OPTICAL COHERENCE TOMOGRAPHY/GENERAL MEDICINE: Low-cost OCT probe targets primary care, developing countries
A handheld scanner designed for primary care settings would improve the ability of physicians to diagnose illnesses, quantitatively monitor chronic conditions, and perhaps make more efficient and accurate referrals to specialists.
A handheld scanner designed for primary care settings would improve the ability of physicians to diagnose illnesses, quantitatively monitor chronic conditions, and perhaps make more efficient and accurate referrals to specialists. It would provide more data on all the sites doctors commonly examine and more—for instance, highlighting bacterial colonies in the middle ear in 3D, or measuring the thickness and health of patients' retinas.

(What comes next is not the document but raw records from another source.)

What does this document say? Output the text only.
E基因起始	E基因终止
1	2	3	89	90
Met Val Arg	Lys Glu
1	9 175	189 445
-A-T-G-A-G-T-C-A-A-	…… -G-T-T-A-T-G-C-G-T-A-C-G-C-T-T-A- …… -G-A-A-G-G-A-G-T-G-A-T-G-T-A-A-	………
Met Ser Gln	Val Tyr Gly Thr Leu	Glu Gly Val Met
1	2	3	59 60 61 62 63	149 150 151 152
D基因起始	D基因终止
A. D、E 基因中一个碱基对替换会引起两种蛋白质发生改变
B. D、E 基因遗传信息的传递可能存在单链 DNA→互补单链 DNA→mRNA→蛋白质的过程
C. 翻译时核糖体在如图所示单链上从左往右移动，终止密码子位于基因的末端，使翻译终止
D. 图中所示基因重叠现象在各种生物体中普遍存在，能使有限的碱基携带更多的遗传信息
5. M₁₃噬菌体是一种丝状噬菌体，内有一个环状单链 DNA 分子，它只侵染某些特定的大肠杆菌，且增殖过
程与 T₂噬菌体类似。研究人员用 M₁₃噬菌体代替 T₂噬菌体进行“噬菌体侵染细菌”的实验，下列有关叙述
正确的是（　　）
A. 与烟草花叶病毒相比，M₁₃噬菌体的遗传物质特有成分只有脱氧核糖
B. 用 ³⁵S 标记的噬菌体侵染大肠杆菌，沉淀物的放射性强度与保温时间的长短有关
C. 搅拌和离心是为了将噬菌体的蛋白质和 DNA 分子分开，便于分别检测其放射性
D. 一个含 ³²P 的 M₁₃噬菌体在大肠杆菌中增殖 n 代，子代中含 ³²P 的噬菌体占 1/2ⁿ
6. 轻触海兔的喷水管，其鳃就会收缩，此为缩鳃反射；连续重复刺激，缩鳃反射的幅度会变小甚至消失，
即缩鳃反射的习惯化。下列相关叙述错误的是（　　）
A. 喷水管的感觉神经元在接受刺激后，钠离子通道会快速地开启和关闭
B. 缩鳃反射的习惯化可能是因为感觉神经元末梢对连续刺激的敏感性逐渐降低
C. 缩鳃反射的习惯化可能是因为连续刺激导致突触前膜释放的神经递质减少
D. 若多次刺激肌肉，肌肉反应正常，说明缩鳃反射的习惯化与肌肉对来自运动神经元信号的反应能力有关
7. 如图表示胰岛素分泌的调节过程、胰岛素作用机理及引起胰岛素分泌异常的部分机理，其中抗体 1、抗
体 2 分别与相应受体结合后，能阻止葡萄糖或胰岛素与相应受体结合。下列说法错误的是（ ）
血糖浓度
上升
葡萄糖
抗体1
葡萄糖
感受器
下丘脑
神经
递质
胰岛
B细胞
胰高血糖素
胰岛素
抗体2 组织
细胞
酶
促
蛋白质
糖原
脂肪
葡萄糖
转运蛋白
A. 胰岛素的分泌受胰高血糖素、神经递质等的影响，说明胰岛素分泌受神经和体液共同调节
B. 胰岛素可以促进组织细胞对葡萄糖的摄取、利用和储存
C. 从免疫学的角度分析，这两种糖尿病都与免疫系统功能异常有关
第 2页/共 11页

|A handheld OCT scanner would allow primary care doctors to detect ear infections. Pictured are a healthy middle ear and one covered with a biofilm. (Image courtesy of Biomedical Optics Express/Proceedings of the Academy of National Sciences)|
The scanner could replace the instruments in current use that are essentially magnifying glasses, says Stephen Boppart, professor of Electrical and Computer Engineering, Bioengineering, and Medicine at the University of Illinois at Urbana-Champaign (UIUC) and leader of the instrument's development team. The optical coherence tomography (OCT) system includes a near-infrared (NIR) light source, a microelectromechanical systems (MEMS)-based scanner to direct the light, and a video camera to relay real-time images of surface features and scan locations.
Diabetic patients in particular may benefit from the device. Nearly half of diabetics develop retinopathy (leaky blood vessels in their retinas), which can lead to thickening of the retina, blurry vision and, eventually, blindness. The probe could catch retinopathy in its early stages and even help diagnose diabetes.
The researchers hope that falling production costs combined with more compact designs will make the scanner a common point-of-care tool and a viable option for use in developing countries. Boppart and his collaborators recently received a $5 million grant to further refine the device.